Adoption supportLast updated: 04 June 2009 15:36 UK
The majority of children who are placed for adoption will have been removed from their birth families due to issues of neglect or abuse.
Some will have experienced many moves in their early lives and may have had a number of different carers. Some will have been affected by exposure to drugs and alcohol pre birth.
We know that these experiences may have implications for children as they grow into adulthood and that, as adoptive parents, you may need to seek professional advice from time to time.

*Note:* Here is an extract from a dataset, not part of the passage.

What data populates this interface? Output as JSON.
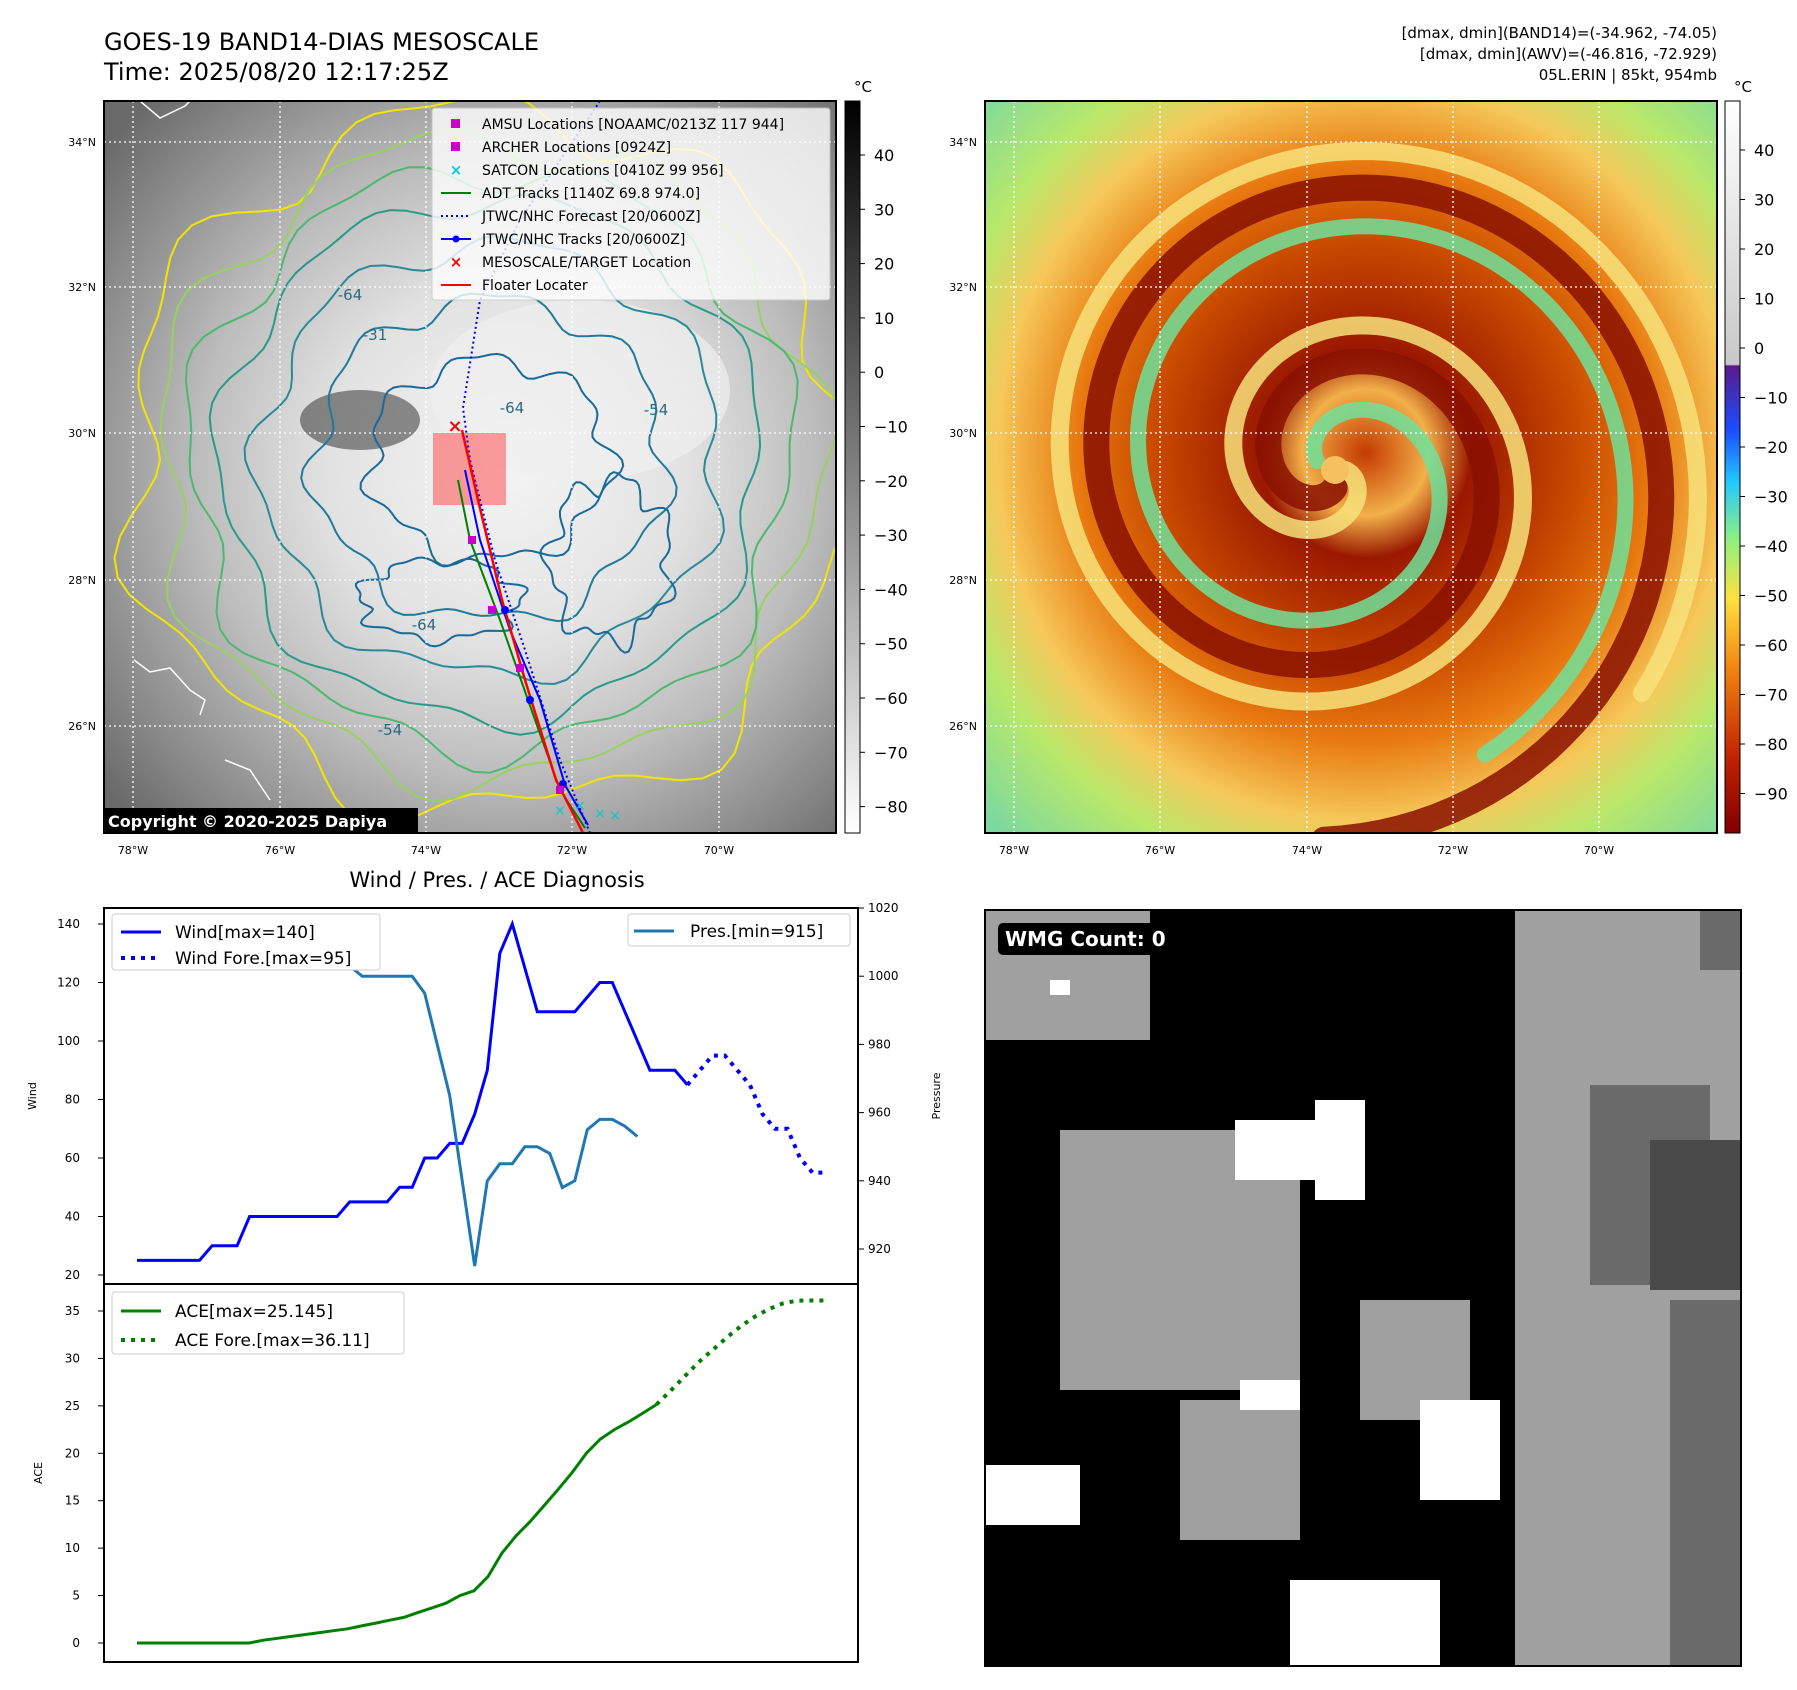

At different times throughout your child’s life you may find it helpful to talk to someone outside of the family about issues related to adoption. Our support services can offer:
- the chance to meet up with other adoptive families
- training on specific issues
- discussion and counselling on any aspect of adoption
- an assessment of your adoption support service needs
- a monthly drop in session with an educational psychologist and a clinical psychologist from children and adolescent mental health services (CAMHS)
If you want to access any of these services, please call the adoption team on 023 9287 5294.

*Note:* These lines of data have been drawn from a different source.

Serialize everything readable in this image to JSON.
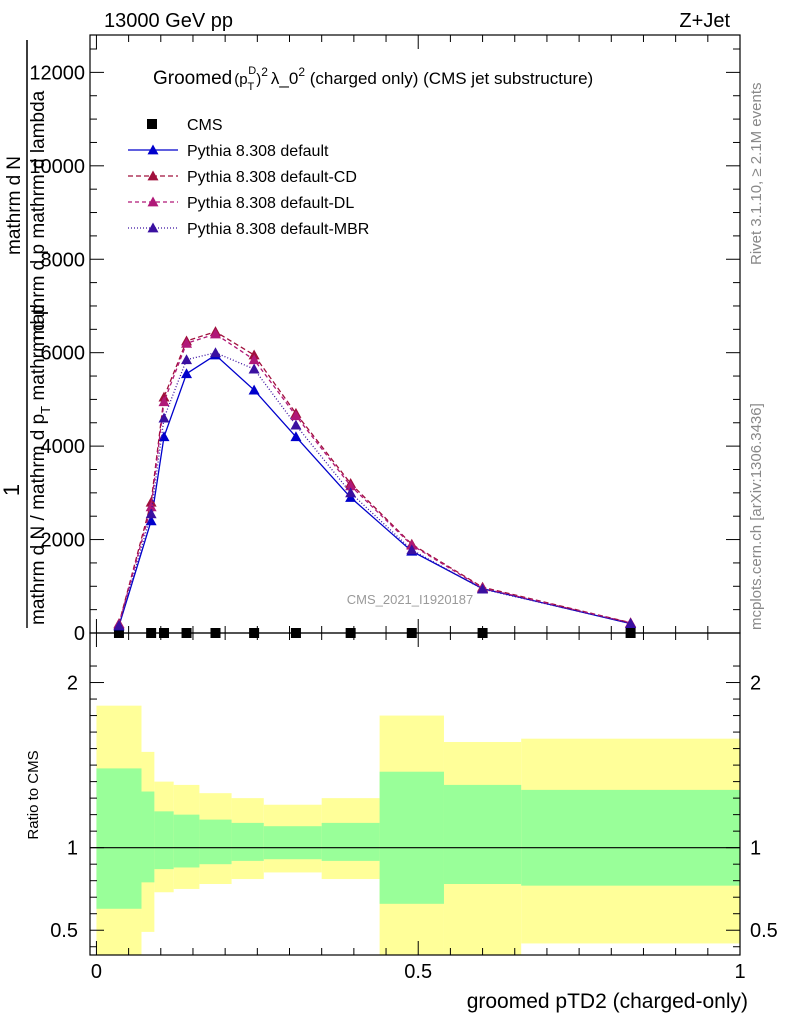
{
  "header": {
    "left": "13000 GeV pp",
    "right": "Z+Jet"
  },
  "side": {
    "rivet": "Rivet 3.1.10, ≥ 2.1M events",
    "mcplots": "mcplots.cern.ch [arXiv:1306.3436]"
  },
  "watermark": "CMS_2021_I1920187",
  "chart_data": [
    {
      "type": "line",
      "title": "Groomed (p_T^D)^2 λ_0^2 (charged only) (CMS jet substructure)",
      "title_parts": {
        "a": "Groomed",
        "b": "(p",
        "sub": "T",
        "sup": "D",
        "c": ")",
        "sq": "2",
        "d": "λ_0",
        "e": "  (charged only) (CMS jet substructure)"
      },
      "ylabel_parts": {
        "one": "1",
        "den_a": "mathrm d N / mathrm d p",
        "sub_t": "T",
        "den_b": " mathrm d p",
        "num": "mathrm d",
        "num_b": "N",
        "right": "mathrm d p  mathrm d lambda"
      },
      "ylim": [
        0,
        12800
      ],
      "yticks": [
        0,
        2000,
        4000,
        6000,
        8000,
        10000,
        12000
      ],
      "ytick_labels": [
        "0",
        "2000",
        "4000",
        "6000",
        "8000",
        "10000",
        "12000"
      ],
      "xlim": [
        -0.01,
        1.0
      ],
      "legend_position": "top-left",
      "x": [
        0.035,
        0.085,
        0.105,
        0.14,
        0.185,
        0.245,
        0.31,
        0.395,
        0.49,
        0.6,
        0.83
      ],
      "series": [
        {
          "name": "CMS",
          "color": "#000000",
          "marker": "square",
          "values": [
            0,
            0,
            0,
            0,
            0,
            0,
            0,
            0,
            0,
            0,
            0
          ]
        },
        {
          "name": "Pythia 8.308 default",
          "color": "#0000cc",
          "dash": "solid",
          "marker": "triangle",
          "values": [
            150,
            2400,
            4200,
            5550,
            5950,
            5200,
            4200,
            2900,
            1750,
            950,
            200
          ]
        },
        {
          "name": "Pythia 8.308 default-CD",
          "color": "#a0103c",
          "dash": "5,3",
          "marker": "triangle",
          "values": [
            200,
            2800,
            5050,
            6250,
            6450,
            5950,
            4700,
            3200,
            1900,
            980,
            220
          ]
        },
        {
          "name": "Pythia 8.308 default-DL",
          "color": "#b01878",
          "dash": "4,3",
          "marker": "triangle",
          "values": [
            190,
            2700,
            4950,
            6200,
            6400,
            5850,
            4650,
            3150,
            1880,
            960,
            215
          ]
        },
        {
          "name": "Pythia 8.308 default-MBR",
          "color": "#3a10a0",
          "dash": "1,2",
          "marker": "triangle",
          "values": [
            160,
            2550,
            4600,
            5850,
            6000,
            5650,
            4450,
            3000,
            1780,
            940,
            205
          ]
        }
      ]
    },
    {
      "type": "area",
      "ylabel": "Ratio to CMS",
      "xlabel": "groomed pTD2 (charged-only)",
      "ylim": [
        0.35,
        2.3
      ],
      "yticks": [
        0.5,
        1,
        2
      ],
      "ytick_labels": [
        "0.5",
        "1",
        "2"
      ],
      "xlim": [
        -0.01,
        1.0
      ],
      "xticks": [
        0,
        0.5,
        1
      ],
      "xtick_labels": [
        "0",
        "0.5",
        "1"
      ],
      "reference": 1,
      "bins": [
        {
          "x0": 0.0,
          "x1": 0.07,
          "outer": [
            0.35,
            1.86
          ],
          "inner": [
            0.63,
            1.48
          ]
        },
        {
          "x0": 0.07,
          "x1": 0.09,
          "outer": [
            0.49,
            1.58
          ],
          "inner": [
            0.79,
            1.34
          ]
        },
        {
          "x0": 0.09,
          "x1": 0.12,
          "outer": [
            0.73,
            1.4
          ],
          "inner": [
            0.87,
            1.22
          ]
        },
        {
          "x0": 0.12,
          "x1": 0.16,
          "outer": [
            0.75,
            1.38
          ],
          "inner": [
            0.88,
            1.2
          ]
        },
        {
          "x0": 0.16,
          "x1": 0.21,
          "outer": [
            0.78,
            1.33
          ],
          "inner": [
            0.9,
            1.17
          ]
        },
        {
          "x0": 0.21,
          "x1": 0.26,
          "outer": [
            0.81,
            1.3
          ],
          "inner": [
            0.92,
            1.15
          ]
        },
        {
          "x0": 0.26,
          "x1": 0.35,
          "outer": [
            0.85,
            1.26
          ],
          "inner": [
            0.93,
            1.13
          ]
        },
        {
          "x0": 0.35,
          "x1": 0.44,
          "outer": [
            0.81,
            1.3
          ],
          "inner": [
            0.92,
            1.15
          ]
        },
        {
          "x0": 0.44,
          "x1": 0.54,
          "outer": [
            0.35,
            1.8
          ],
          "inner": [
            0.66,
            1.46
          ]
        },
        {
          "x0": 0.54,
          "x1": 0.66,
          "outer": [
            0.35,
            1.64
          ],
          "inner": [
            0.78,
            1.38
          ]
        },
        {
          "x0": 0.66,
          "x1": 1.0,
          "outer": [
            0.42,
            1.66
          ],
          "inner": [
            0.77,
            1.35
          ]
        }
      ]
    }
  ]
}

We work in partnership with Adoption UK to offer three year’s free membership to all newly approved adopters. Through Adoption UK we also provide a buddy support scheme to support adoptive parents in the early stages of placement or later at a time when adopters may be experiencing a particularly difficult time.
Most children placed for adoption nowadays will have some ongoing contact with a significant person from their birth family or past. This may take the form of written information via the Portsmouth adoption information exchange. This may happen once a year (occasionally more) and will be an exchange of letters, and perhaps photos, between the birth family and a child’s adoptive family.
Some children may have continuing direct contact with birth family members. This may be with a birth parent, grandparent or siblings living elsewhere. Where it’s considered to be in the child’s best interest, direct contact usually happens once or twice a year but may be more frequent depending on the child’s needs.